Hey, I was just wondering which model of those sunglasses you bought, and how comfortable you feel they are. I was thinking about ordering a pair, but I would have to do it online, which never makes me feel comfortable with something like sunglasses. Also, if you were able to try more than one pair out, let us know what you did and didn't like about them. Thanks!
Thanks buffalogolfer. I could've sworn the guy said "annua" but when I did a search online "poa anna" actually came up. Weird. I guess you really can't trust everything you read online. But I'll change that asap.

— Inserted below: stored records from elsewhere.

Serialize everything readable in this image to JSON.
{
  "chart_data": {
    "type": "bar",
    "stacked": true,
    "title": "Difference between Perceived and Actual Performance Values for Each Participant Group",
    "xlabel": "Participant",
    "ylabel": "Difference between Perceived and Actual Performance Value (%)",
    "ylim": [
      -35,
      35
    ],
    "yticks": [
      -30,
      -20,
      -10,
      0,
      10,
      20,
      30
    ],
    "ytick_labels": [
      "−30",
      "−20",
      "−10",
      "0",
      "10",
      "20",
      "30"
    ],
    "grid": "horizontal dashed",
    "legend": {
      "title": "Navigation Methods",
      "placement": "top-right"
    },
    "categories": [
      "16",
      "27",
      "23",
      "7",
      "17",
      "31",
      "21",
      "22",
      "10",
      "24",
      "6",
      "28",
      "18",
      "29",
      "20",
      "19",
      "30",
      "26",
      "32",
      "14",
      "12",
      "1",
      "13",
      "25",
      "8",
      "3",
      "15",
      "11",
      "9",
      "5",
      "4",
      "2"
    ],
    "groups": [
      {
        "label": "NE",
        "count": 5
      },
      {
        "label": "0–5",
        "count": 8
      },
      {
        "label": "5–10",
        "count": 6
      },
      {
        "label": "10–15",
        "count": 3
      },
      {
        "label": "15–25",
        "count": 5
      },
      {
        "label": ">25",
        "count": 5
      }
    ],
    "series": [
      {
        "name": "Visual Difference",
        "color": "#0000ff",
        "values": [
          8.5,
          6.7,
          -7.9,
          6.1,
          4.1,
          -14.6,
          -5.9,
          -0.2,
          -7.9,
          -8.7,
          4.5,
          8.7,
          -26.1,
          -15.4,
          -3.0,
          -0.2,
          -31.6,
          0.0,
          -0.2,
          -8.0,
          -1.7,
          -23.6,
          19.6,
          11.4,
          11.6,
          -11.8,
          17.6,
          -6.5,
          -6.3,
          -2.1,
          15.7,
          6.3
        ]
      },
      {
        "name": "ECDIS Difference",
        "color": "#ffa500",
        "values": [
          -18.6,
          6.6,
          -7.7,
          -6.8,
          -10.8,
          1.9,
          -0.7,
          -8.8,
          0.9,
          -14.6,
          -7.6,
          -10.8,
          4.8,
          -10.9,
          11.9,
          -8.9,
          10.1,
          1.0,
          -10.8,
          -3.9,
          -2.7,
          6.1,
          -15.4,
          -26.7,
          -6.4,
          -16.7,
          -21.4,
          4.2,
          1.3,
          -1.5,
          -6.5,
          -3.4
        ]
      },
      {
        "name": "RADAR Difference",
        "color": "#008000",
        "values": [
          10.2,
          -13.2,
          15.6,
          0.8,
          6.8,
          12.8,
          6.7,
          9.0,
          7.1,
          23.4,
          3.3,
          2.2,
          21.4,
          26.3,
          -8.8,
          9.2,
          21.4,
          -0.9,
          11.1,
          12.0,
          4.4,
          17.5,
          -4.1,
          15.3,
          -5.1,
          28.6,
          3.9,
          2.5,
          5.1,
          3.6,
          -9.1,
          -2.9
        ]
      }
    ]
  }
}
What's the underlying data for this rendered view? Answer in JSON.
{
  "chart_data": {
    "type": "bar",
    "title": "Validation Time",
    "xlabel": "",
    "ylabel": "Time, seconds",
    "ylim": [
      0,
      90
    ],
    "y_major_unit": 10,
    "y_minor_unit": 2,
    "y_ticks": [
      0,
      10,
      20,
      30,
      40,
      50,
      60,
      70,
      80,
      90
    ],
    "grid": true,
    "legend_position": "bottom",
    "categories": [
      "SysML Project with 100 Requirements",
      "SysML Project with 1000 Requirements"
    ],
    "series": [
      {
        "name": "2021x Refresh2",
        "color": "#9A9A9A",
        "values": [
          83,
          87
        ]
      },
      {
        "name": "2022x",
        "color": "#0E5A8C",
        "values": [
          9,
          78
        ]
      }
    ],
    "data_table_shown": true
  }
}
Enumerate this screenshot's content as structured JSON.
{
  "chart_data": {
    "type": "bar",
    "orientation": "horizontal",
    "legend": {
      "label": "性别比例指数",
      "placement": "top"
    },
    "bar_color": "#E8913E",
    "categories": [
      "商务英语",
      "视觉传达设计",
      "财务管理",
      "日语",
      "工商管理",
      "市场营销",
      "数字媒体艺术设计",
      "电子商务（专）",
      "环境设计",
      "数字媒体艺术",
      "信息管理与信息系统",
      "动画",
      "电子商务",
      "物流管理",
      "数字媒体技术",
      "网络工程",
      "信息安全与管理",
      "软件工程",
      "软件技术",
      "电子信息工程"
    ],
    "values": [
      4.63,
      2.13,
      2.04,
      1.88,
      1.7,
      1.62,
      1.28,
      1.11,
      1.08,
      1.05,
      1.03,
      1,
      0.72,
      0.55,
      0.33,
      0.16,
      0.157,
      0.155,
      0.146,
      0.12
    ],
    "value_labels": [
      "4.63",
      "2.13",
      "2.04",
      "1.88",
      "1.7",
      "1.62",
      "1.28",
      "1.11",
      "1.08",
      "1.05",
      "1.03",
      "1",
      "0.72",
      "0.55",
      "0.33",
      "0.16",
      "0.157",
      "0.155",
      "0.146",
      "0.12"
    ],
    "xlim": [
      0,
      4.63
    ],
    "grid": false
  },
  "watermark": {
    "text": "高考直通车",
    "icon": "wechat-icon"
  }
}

And as far as the sunglasses, I ordered a "classic" pair, which seems to be treating me just fine at the moment. I have a thin face and was concerned that the sunglasses were going to stick off the front of my face like dental "head-gear," but they ended up fitting me quite nicely. They are very comfortable and despite what they may look like online, they aren't very bulky. To be honest, before I put in an order I sent in a message explaining some of my concerns (because I too had to order online), whether it be my thin face, quality of materials, whatever. So I would encourage you to do the same. They responded to my inquiry pretty quickly, and were able to help me decide that the "classic" pair would really be a good fit for my needs.
And I may have to switch to disposable contacts. Well, either that or getting laser surgery. And right now I'm leaning towards saving up and getting the surgery.